In the end, almost every producer decides to have me cut the tracks using my own concoction of filters and compression and with very few exceptions the program director ends up liking the new imaging sound. (I would say every time, but there was that one station in…well, never mind. They didn’t renew and I’m glad because they made me sound wimpy anyway.)

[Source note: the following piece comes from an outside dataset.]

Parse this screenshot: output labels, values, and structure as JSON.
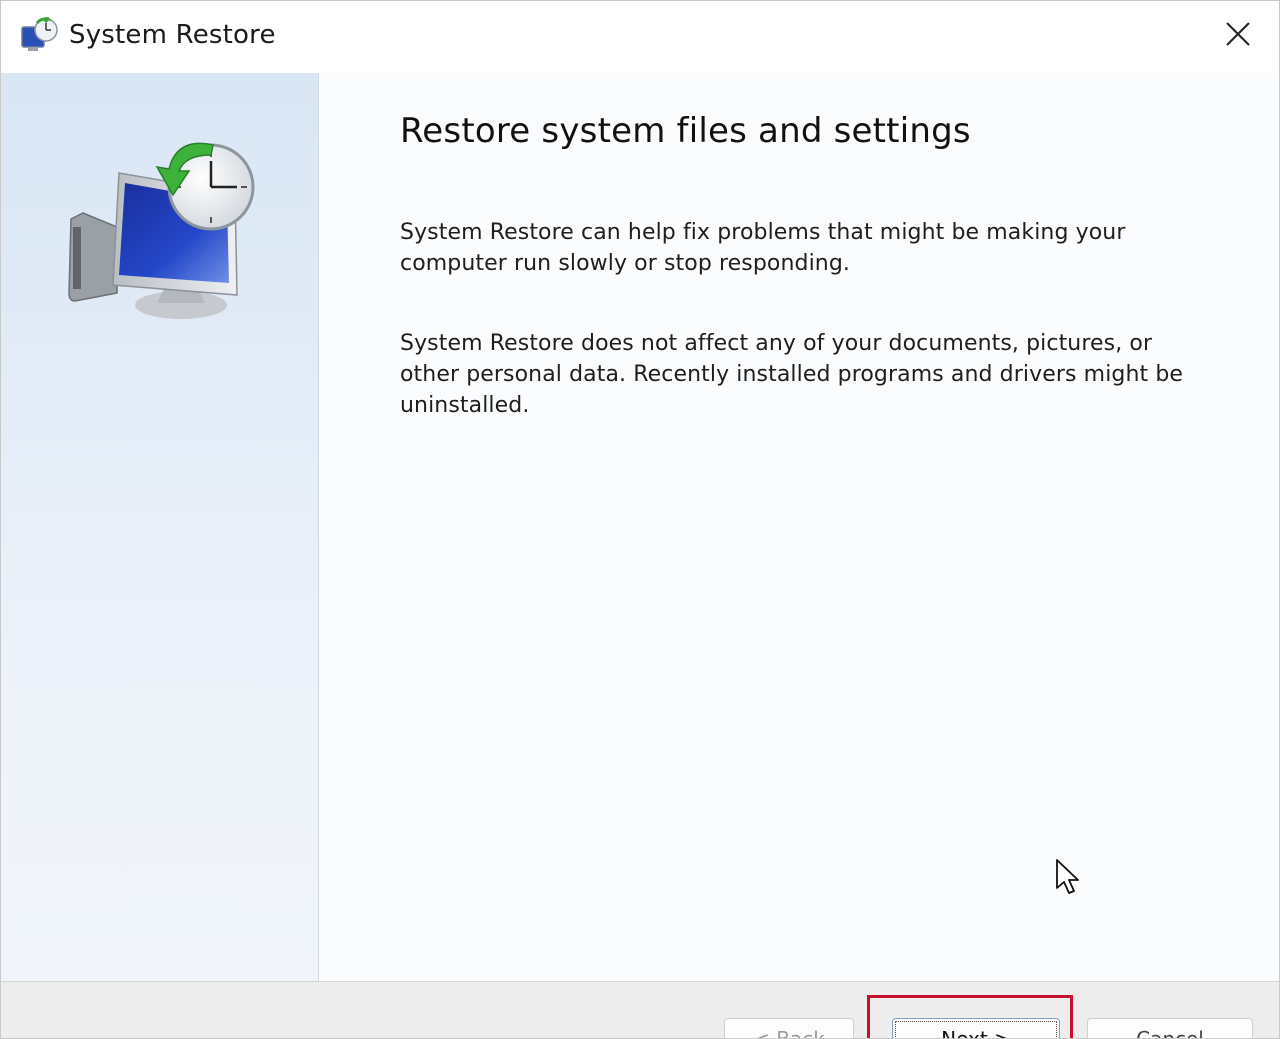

Audio purists are all pretty disgusted with me already, and that’s OK with me. I’m not producing whale songs, railroads or the sounds of buffalo in heat. I’m producing for a hot rockin’, flame throwing Z100, baby. I want it big and powerful, punchy and bright. On the other hand, if you’re working for a classical or AC station, you’ll really want to keep it a lot more open. Otherwise, you’d be swatting a fly with a ten–pound sledge–hammer. When you’re ready to turn up the heat and give your production a lot more verve, you now know what to do.